Evidence of Cryogenian glaciation is found around the world; however, the triggers responsible for the onset of such intense climate change are complex. A number of glacial episodes, including those of the Neoproterozoic, occur during or soon after major episodes of continental rifting. One such example occurred during initial rifting of Rodinia along the eastern margin of Laurentia (present-day coordinates), which began with intracontinental rifting approximately 780-750 Ma. Evidence for this event is found in rift-related volcanic and sedimentary deposits of the Mount Rogers Formation (MRF) in SW Virginia and NW North Carolina. The MRF, a series of rhyolitic lavas, pyroclastic deposits, basalts and boulder conglomerates, is overlain by glacial deposits of the Konnarock Formation (KF). Representing some of the best evidence of Neoproterozoic glaciation along this margin, the KF consists of maroon, rhythmically layered, mudstone containing dropstones, arkose, conglomerate and diamictite. The age of the KF is uncertain, only bracketed between the youngest dated rhyolite of the MRF (~750 Ma) and the overlying sandstone of the latest Neoproterozoic to Early Cambrian Unicoi Formation. If the age of the KF is more accurately bracketed, its relationship to the global “Snowball Earth” episodes [i.e. Sturtian (715-700 Ma) and the Marinoan (680-635 Ma)] may be determined.

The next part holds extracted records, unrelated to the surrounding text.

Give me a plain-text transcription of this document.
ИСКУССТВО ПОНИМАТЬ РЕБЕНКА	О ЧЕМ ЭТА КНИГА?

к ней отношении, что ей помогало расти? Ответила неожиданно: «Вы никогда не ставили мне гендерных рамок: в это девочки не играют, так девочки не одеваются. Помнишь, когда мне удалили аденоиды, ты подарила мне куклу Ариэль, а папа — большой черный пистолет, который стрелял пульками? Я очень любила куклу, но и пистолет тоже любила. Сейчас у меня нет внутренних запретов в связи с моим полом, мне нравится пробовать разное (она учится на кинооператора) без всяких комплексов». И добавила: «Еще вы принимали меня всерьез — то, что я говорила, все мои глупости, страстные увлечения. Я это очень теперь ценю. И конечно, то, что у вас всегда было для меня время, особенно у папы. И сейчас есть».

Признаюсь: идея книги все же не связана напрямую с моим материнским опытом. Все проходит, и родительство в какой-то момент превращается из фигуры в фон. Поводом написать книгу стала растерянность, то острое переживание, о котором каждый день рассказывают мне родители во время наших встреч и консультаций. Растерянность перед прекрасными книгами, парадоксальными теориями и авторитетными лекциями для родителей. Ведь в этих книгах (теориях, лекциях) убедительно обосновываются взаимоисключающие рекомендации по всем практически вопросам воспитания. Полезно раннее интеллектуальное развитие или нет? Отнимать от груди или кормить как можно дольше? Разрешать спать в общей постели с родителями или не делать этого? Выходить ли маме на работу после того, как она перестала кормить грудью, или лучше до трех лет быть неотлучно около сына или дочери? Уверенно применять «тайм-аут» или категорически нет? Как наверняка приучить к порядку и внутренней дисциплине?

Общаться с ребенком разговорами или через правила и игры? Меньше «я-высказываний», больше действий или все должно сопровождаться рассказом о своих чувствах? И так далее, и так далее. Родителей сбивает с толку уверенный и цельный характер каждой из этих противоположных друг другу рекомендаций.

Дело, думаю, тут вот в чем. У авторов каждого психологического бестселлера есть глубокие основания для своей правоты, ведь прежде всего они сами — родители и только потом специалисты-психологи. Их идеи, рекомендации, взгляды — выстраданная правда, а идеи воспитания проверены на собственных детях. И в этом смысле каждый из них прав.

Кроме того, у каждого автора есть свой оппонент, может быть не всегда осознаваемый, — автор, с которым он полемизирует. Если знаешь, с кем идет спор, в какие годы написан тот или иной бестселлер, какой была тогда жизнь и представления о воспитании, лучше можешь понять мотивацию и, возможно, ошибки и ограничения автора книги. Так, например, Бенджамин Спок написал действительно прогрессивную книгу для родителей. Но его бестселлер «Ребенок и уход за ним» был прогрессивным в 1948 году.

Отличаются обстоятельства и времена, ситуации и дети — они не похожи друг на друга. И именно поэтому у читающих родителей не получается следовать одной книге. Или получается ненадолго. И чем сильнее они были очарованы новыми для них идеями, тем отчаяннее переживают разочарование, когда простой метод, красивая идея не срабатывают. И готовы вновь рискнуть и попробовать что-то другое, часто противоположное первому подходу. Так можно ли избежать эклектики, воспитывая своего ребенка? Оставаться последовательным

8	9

The purpose of our study is to better document the stratigraphic relationships and age constraints between the MRF volcanics and the overlying glacial deposits in SW VA. This region was mapped in detail by Rankin (1993), although in recent years other workers have revised some of his initial structural and stratigraphic interpretations. On Rankin’s map, the area of our research is shown simply as undifferentiated Mount Rogers Formation. Thus far, our mapping of this area has revealed a transitional relationship between MRF conglomerate and KF diamictite, as well as apparent interlayering of rhyolite and KF deposits (as previously suggested by Merschat et al., 2014). This implies that volcanism was still occurring during the glaciation event. If so, the KF is closer in age to the MRF than previously assumed, and therefore represents either a pre-Sturtian global event or a more local or regional glaciation.